Les combats terribles des tranchées de la Première Guerre Mondiale, celle de 1914-1918, ont fortement marqué le territoire français. Le centenaire de la Grande Guerre invite à se pencher sur un lieu tragique de la Grande Guerre, Verdun.
Terre labourée par les obus et les mines, villes détruites et villages rayés de la carte, sans parler du bilan humain effroyable, la «Grande Guerre» a laissé des traces profondes dans plusieurs régions françaises... et en Belgique.
Fort de Douaumont
Douaumont (Meuse) est un nom associé à la Grande Guerre. Peu visité quoique très bien préservé, le Fort de Douaumont sera rénové pour le centenaire et fera l'objet d'une scénographie. Le fort demeure la tombe de près de 700 soldats allemands morts après l'explosion d'un dépôt de grenades.
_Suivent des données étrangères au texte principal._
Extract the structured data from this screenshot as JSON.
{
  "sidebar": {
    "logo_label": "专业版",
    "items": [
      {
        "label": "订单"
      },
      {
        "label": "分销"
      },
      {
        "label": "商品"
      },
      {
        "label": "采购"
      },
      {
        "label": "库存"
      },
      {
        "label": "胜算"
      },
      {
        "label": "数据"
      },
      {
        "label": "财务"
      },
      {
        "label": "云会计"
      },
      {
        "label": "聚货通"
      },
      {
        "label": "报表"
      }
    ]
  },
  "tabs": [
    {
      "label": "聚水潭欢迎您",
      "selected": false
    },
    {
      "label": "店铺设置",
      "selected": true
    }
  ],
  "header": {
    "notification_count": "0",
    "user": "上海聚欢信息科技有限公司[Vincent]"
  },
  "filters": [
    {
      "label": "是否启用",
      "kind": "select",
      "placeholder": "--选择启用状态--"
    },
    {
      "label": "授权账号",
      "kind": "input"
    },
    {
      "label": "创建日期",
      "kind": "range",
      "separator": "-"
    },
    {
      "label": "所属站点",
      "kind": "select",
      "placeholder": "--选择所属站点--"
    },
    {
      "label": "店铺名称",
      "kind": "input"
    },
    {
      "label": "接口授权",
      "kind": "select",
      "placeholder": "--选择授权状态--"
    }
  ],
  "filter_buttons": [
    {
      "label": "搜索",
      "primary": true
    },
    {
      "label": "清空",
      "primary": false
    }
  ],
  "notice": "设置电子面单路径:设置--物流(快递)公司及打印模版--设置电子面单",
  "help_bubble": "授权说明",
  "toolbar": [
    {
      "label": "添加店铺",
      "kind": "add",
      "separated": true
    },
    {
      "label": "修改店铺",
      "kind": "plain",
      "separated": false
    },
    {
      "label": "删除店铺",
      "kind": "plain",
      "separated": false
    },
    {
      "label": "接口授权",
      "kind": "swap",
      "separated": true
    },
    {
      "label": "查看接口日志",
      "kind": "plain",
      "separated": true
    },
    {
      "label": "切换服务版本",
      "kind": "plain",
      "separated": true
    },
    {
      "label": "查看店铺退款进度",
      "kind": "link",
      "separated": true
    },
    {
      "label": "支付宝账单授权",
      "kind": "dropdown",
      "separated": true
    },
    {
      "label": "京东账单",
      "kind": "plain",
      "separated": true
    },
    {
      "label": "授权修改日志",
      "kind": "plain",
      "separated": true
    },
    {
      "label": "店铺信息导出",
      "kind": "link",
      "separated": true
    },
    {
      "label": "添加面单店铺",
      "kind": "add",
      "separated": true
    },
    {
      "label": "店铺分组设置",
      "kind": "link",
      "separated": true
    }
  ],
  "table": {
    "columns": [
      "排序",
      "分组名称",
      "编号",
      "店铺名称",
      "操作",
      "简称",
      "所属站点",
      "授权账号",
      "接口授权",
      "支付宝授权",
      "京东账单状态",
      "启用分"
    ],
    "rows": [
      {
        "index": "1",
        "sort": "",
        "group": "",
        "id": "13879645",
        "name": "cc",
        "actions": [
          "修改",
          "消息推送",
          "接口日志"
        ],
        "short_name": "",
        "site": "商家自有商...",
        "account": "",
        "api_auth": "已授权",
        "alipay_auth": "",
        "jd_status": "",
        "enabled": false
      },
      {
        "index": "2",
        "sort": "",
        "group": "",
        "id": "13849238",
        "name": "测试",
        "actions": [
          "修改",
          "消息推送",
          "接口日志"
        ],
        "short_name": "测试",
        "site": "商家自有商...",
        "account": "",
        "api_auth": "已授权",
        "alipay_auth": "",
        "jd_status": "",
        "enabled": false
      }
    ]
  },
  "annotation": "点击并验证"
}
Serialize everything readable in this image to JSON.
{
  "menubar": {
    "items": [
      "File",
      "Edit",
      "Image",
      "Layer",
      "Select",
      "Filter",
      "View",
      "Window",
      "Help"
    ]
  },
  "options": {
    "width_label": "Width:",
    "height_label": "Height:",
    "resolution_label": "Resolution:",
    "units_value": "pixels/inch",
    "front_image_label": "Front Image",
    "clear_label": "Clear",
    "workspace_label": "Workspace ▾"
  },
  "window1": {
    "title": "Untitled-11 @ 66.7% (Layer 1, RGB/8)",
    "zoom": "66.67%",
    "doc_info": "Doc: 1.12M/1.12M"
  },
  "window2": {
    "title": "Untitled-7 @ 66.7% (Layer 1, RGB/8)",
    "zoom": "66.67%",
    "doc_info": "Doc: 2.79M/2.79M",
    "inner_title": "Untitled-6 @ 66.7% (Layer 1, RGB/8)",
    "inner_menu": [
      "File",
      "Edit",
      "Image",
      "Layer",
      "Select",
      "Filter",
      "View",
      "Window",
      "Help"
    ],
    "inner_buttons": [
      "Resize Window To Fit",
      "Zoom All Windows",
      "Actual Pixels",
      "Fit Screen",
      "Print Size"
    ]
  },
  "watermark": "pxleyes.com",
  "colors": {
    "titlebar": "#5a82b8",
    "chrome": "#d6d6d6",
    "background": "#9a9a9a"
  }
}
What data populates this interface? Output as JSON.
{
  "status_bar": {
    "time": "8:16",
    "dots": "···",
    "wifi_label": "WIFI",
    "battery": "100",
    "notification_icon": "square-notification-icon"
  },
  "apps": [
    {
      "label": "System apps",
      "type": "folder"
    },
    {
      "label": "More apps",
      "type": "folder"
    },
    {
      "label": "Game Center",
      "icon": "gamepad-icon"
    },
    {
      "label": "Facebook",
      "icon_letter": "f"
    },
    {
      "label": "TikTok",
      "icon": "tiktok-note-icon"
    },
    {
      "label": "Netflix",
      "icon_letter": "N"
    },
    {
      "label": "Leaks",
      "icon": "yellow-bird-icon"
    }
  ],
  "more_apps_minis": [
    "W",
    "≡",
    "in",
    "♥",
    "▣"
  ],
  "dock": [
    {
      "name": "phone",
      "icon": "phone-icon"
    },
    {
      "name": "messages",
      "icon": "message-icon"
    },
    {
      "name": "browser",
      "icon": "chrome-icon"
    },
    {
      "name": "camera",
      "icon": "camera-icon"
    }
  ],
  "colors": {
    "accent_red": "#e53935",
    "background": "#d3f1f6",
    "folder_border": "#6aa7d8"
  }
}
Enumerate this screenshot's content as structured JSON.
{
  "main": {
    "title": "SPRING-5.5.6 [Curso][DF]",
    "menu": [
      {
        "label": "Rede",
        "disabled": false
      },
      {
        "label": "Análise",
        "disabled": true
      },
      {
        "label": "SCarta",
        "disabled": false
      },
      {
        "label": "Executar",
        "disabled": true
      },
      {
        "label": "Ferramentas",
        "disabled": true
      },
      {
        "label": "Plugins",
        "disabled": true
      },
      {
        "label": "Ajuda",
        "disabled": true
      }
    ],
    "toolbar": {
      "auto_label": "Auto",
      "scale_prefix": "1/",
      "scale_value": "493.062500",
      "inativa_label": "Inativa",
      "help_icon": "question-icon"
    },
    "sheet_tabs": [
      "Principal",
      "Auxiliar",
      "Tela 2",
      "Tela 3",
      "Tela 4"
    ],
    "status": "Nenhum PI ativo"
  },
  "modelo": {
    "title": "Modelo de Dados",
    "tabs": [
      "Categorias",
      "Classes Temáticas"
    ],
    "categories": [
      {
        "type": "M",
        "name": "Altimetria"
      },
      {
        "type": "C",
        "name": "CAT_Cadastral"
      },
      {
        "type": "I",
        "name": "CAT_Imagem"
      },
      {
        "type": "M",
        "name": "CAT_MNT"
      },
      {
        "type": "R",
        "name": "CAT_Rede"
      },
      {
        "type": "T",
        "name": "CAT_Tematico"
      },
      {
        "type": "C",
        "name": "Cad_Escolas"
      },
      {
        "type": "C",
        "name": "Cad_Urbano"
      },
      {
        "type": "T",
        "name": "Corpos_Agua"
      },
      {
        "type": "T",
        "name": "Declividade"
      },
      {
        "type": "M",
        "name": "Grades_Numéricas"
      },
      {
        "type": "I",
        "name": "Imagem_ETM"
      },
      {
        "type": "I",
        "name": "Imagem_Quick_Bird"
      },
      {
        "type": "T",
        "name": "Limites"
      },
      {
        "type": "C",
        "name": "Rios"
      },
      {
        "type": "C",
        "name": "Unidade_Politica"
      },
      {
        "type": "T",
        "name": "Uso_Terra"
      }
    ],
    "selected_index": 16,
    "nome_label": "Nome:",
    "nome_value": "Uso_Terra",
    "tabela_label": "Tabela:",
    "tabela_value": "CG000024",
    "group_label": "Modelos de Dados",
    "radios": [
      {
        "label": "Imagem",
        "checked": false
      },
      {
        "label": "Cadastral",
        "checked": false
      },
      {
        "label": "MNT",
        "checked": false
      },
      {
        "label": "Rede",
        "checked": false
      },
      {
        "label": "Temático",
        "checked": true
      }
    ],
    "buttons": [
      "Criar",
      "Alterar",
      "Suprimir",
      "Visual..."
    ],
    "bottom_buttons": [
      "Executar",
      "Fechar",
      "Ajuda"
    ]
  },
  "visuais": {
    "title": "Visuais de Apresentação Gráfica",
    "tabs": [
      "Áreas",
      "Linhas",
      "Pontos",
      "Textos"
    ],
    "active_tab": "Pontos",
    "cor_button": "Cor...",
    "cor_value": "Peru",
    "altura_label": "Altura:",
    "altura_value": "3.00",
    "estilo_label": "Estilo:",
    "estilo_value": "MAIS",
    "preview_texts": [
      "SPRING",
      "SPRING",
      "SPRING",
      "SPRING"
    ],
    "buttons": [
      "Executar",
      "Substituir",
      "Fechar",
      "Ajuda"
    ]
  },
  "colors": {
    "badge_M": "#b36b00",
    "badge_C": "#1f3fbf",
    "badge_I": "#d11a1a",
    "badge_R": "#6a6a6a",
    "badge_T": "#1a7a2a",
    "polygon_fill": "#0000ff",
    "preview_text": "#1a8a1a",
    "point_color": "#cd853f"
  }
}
L'ossuaire de Douaumont fut pour sa part créé après la bataille de Verdun. La nécropole nationale abrite un cloître long de près de 137 mètres avec des tombeaux pour environ 130 000 soldats inconnus, Allemands et Français, indéfectiblement entremêlés. En face de l'ossuaire se trouve un immense cimetière. La Grande Guerre est apparaît dans toute sa tragédie.
Non loin de Douaumont se trouve le Mémorial de Verdun, rassemblant les vestiges d'une bataille qui fit environ 300 000 morts en 300 jours de lutte, d'assauts, d'avancées et de reculs dans le froid, la boue, les poux, le sang et les rats... La Grande Guerre dans son horreur et toute sa tragédie.
Evénement majeur du 110e anniversaire de la bataille de Verdun, le Fort de Vaux a rouvert l'été 2026. Avec une nouvelle scénographie innovante et ambitieuse, le parcours de visite ainsi rénové plonge le visiteur dans les pas des combattants et dans le récit du siège du Fort de Vaux.